23.11.2009

Travailleurs sans papiers: faut-il fermer Bouygues ?

Plusieurs dizaines de travailleurs sans papiers occupent depuis le début de l'après-midi le chantier de rénovation de la tour First (ancienne tour Axa), à la Défense, pour réclamer leur régularisation.

Une partie des manifestants est installée autour du chantier tandis que d'autres occupent les préfabriqués, sans que leur action n'interrompe les travaux, dirigés par Bouygues construction.

Plusieurs sans-papiers affirment, badges à l'appui, qu'ils travaillent sur ce chantier. «Les employeurs savent qu'on est des sans-papiers. On veut une circulaire du gouvernement avec des critères simples pour être régularisés», a déclaré l'un d'eux à l'AFP, sans dévoiler son identité.

Environ 300 travailleurs sans papiers avaient déjà occupé le 2 novembre les préfabriqués situés sur ce chantier, avant d'être évacués quelques heures plus tard par les forces de l'ordre.

«Lors de la précédente occupation, nous avons été évacués sans aucune décision de justice, ce qui était une atteinte au droit de grève. Il faut savoir que dans le bâtiment public, 70% de l'activité est sous-traitée. Et plus on descend bas dans la sous-traitance, plus on trouve des travailleurs sans papiers» explique Oliver Villeret, de l'union départementale CGT de Paris.
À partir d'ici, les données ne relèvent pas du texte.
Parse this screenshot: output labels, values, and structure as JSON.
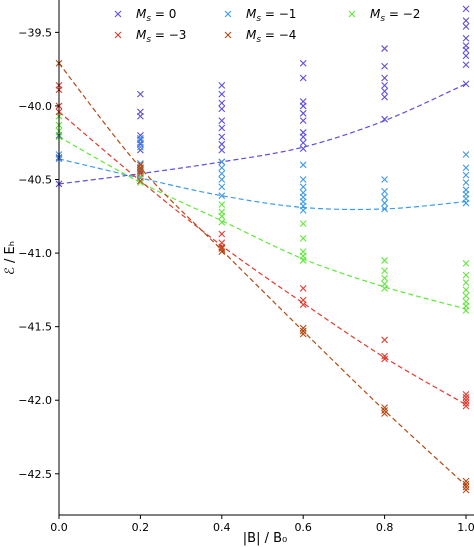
{
  "chart_data": {
    "type": "scatter",
    "title": "",
    "xlabel": "|B| / B₀",
    "ylabel": "ℰ / Eₕ",
    "xlim": [
      0.0,
      1.0
    ],
    "ylim": [
      -42.78,
      -39.28
    ],
    "x_ticks": [
      0.0,
      0.2,
      0.4,
      0.6,
      0.8,
      1.0
    ],
    "x_tick_labels": [
      "0.0",
      "0.2",
      "0.4",
      "0.6",
      "0.8",
      "1.0"
    ],
    "y_ticks": [
      -39.5,
      -40.0,
      -40.5,
      -41.0,
      -41.5,
      -42.0,
      -42.5
    ],
    "y_tick_labels": [
      "−39.5",
      "−40.0",
      "−40.5",
      "−41.0",
      "−41.5",
      "−42.0",
      "−42.5"
    ],
    "grid": false,
    "legend": {
      "position": "top",
      "columns": 3
    },
    "series": [
      {
        "name": "M_s = 0",
        "label": "M",
        "sub": "s",
        "rhs": " = 0",
        "color": "#5b4fe0",
        "points": [
          [
            0.0,
            -40.53
          ],
          [
            0.0,
            -40.35
          ],
          [
            0.0,
            -40.2
          ],
          [
            0.2,
            -40.45
          ],
          [
            0.2,
            -40.3
          ],
          [
            0.2,
            -40.26
          ],
          [
            0.2,
            -40.23
          ],
          [
            0.2,
            -40.2
          ],
          [
            0.2,
            -40.07
          ],
          [
            0.2,
            -40.04
          ],
          [
            0.2,
            -39.92
          ],
          [
            0.4,
            -40.38
          ],
          [
            0.4,
            -40.3
          ],
          [
            0.4,
            -40.26
          ],
          [
            0.4,
            -40.21
          ],
          [
            0.4,
            -40.15
          ],
          [
            0.4,
            -40.1
          ],
          [
            0.4,
            -40.02
          ],
          [
            0.4,
            -39.98
          ],
          [
            0.4,
            -39.92
          ],
          [
            0.4,
            -39.86
          ],
          [
            0.6,
            -40.29
          ],
          [
            0.6,
            -40.25
          ],
          [
            0.6,
            -40.21
          ],
          [
            0.6,
            -40.18
          ],
          [
            0.6,
            -40.1
          ],
          [
            0.6,
            -40.05
          ],
          [
            0.6,
            -40.0
          ],
          [
            0.6,
            -39.97
          ],
          [
            0.6,
            -39.81
          ],
          [
            0.6,
            -39.71
          ],
          [
            0.8,
            -40.09
          ],
          [
            0.8,
            -39.94
          ],
          [
            0.8,
            -39.9
          ],
          [
            0.8,
            -39.86
          ],
          [
            0.8,
            -39.81
          ],
          [
            0.8,
            -39.73
          ],
          [
            0.8,
            -39.61
          ],
          [
            1.0,
            -39.85
          ],
          [
            1.0,
            -39.72
          ],
          [
            1.0,
            -39.66
          ],
          [
            1.0,
            -39.62
          ],
          [
            1.0,
            -39.59
          ],
          [
            1.0,
            -39.54
          ],
          [
            1.0,
            -39.46
          ],
          [
            1.0,
            -39.42
          ],
          [
            1.0,
            -39.34
          ]
        ],
        "curve": [
          -40.53,
          -40.46,
          -40.38,
          -40.28,
          -40.1,
          -39.85
        ]
      },
      {
        "name": "M_s = −1",
        "label": "M",
        "sub": "s",
        "rhs": " = −1",
        "color": "#3f9ae6",
        "points": [
          [
            0.0,
            -40.36
          ],
          [
            0.0,
            -40.33
          ],
          [
            0.2,
            -40.49
          ],
          [
            0.2,
            -40.43
          ],
          [
            0.2,
            -40.39
          ],
          [
            0.2,
            -40.28
          ],
          [
            0.2,
            -40.25
          ],
          [
            0.2,
            -40.22
          ],
          [
            0.4,
            -40.61
          ],
          [
            0.4,
            -40.55
          ],
          [
            0.4,
            -40.5
          ],
          [
            0.4,
            -40.46
          ],
          [
            0.4,
            -40.42
          ],
          [
            0.4,
            -40.38
          ],
          [
            0.6,
            -40.71
          ],
          [
            0.6,
            -40.68
          ],
          [
            0.6,
            -40.65
          ],
          [
            0.6,
            -40.62
          ],
          [
            0.6,
            -40.59
          ],
          [
            0.6,
            -40.55
          ],
          [
            0.6,
            -40.5
          ],
          [
            0.6,
            -40.4
          ],
          [
            0.8,
            -40.7
          ],
          [
            0.8,
            -40.66
          ],
          [
            0.8,
            -40.62
          ],
          [
            0.8,
            -40.58
          ],
          [
            0.8,
            -40.5
          ],
          [
            1.0,
            -40.66
          ],
          [
            1.0,
            -40.63
          ],
          [
            1.0,
            -40.6
          ],
          [
            1.0,
            -40.57
          ],
          [
            1.0,
            -40.52
          ],
          [
            1.0,
            -40.47
          ],
          [
            1.0,
            -40.42
          ],
          [
            1.0,
            -40.33
          ]
        ],
        "curve": [
          -40.36,
          -40.49,
          -40.61,
          -40.69,
          -40.7,
          -40.65
        ]
      },
      {
        "name": "M_s = −2",
        "label": "M",
        "sub": "s",
        "rhs": " = −2",
        "color": "#60e83a",
        "points": [
          [
            0.0,
            -40.21
          ],
          [
            0.0,
            -40.17
          ],
          [
            0.0,
            -40.13
          ],
          [
            0.0,
            -40.07
          ],
          [
            0.2,
            -40.52
          ],
          [
            0.2,
            -40.48
          ],
          [
            0.2,
            -40.44
          ],
          [
            0.4,
            -40.79
          ],
          [
            0.4,
            -40.75
          ],
          [
            0.4,
            -40.72
          ],
          [
            0.4,
            -40.67
          ],
          [
            0.6,
            -41.05
          ],
          [
            0.6,
            -41.02
          ],
          [
            0.6,
            -40.99
          ],
          [
            0.6,
            -40.9
          ],
          [
            0.6,
            -40.8
          ],
          [
            0.8,
            -41.24
          ],
          [
            0.8,
            -41.21
          ],
          [
            0.8,
            -41.17
          ],
          [
            0.8,
            -41.12
          ],
          [
            0.8,
            -41.05
          ],
          [
            1.0,
            -41.39
          ],
          [
            1.0,
            -41.36
          ],
          [
            1.0,
            -41.33
          ],
          [
            1.0,
            -41.29
          ],
          [
            1.0,
            -41.25
          ],
          [
            1.0,
            -41.2
          ],
          [
            1.0,
            -41.15
          ],
          [
            1.0,
            -41.07
          ]
        ],
        "curve": [
          -40.21,
          -40.52,
          -40.78,
          -41.04,
          -41.23,
          -41.38
        ]
      },
      {
        "name": "M_s = −3",
        "label": "M",
        "sub": "s",
        "rhs": " = −3",
        "color": "#e23a2e",
        "points": [
          [
            0.0,
            -40.04
          ],
          [
            0.0,
            -40.0
          ],
          [
            0.0,
            -39.89
          ],
          [
            0.0,
            -39.86
          ],
          [
            0.2,
            -40.51
          ],
          [
            0.2,
            -40.46
          ],
          [
            0.2,
            -40.42
          ],
          [
            0.4,
            -40.96
          ],
          [
            0.4,
            -40.93
          ],
          [
            0.4,
            -40.87
          ],
          [
            0.6,
            -41.35
          ],
          [
            0.6,
            -41.32
          ],
          [
            0.6,
            -41.24
          ],
          [
            0.8,
            -41.72
          ],
          [
            0.8,
            -41.7
          ],
          [
            0.8,
            -41.59
          ],
          [
            1.0,
            -42.04
          ],
          [
            1.0,
            -42.02
          ],
          [
            1.0,
            -42.0
          ],
          [
            1.0,
            -41.98
          ],
          [
            1.0,
            -41.96
          ]
        ],
        "curve": [
          -40.04,
          -40.51,
          -40.95,
          -41.34,
          -41.71,
          -42.03
        ]
      },
      {
        "name": "M_s = −4",
        "label": "M",
        "sub": "s",
        "rhs": " = −4",
        "color": "#b44a12",
        "points": [
          [
            0.0,
            -39.71
          ],
          [
            0.2,
            -40.44
          ],
          [
            0.2,
            -40.42
          ],
          [
            0.2,
            -40.4
          ],
          [
            0.4,
            -40.99
          ],
          [
            0.4,
            -40.97
          ],
          [
            0.6,
            -41.55
          ],
          [
            0.6,
            -41.53
          ],
          [
            0.6,
            -41.51
          ],
          [
            0.8,
            -42.09
          ],
          [
            0.8,
            -42.07
          ],
          [
            0.8,
            -42.05
          ],
          [
            1.0,
            -42.61
          ],
          [
            1.0,
            -42.59
          ],
          [
            1.0,
            -42.57
          ],
          [
            1.0,
            -42.55
          ]
        ],
        "curve": [
          -39.71,
          -40.42,
          -40.98,
          -41.53,
          -42.07,
          -42.58
        ]
      }
    ]
  }
}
Cette occupation s'inscrit dans le mouvement national d'action lancé depuis le 13 octobre sur des sites tels que les chantiers, restaurants ou entreprises de nettoyage, des secteurs qui emploient de nombreux sans-papiers.

Le ministre du Travail, Xavier Darcos, a annoncé que les préfets pourront prononcer la «fermeture administrative» des entreprises employant des travailleurs sans papiers.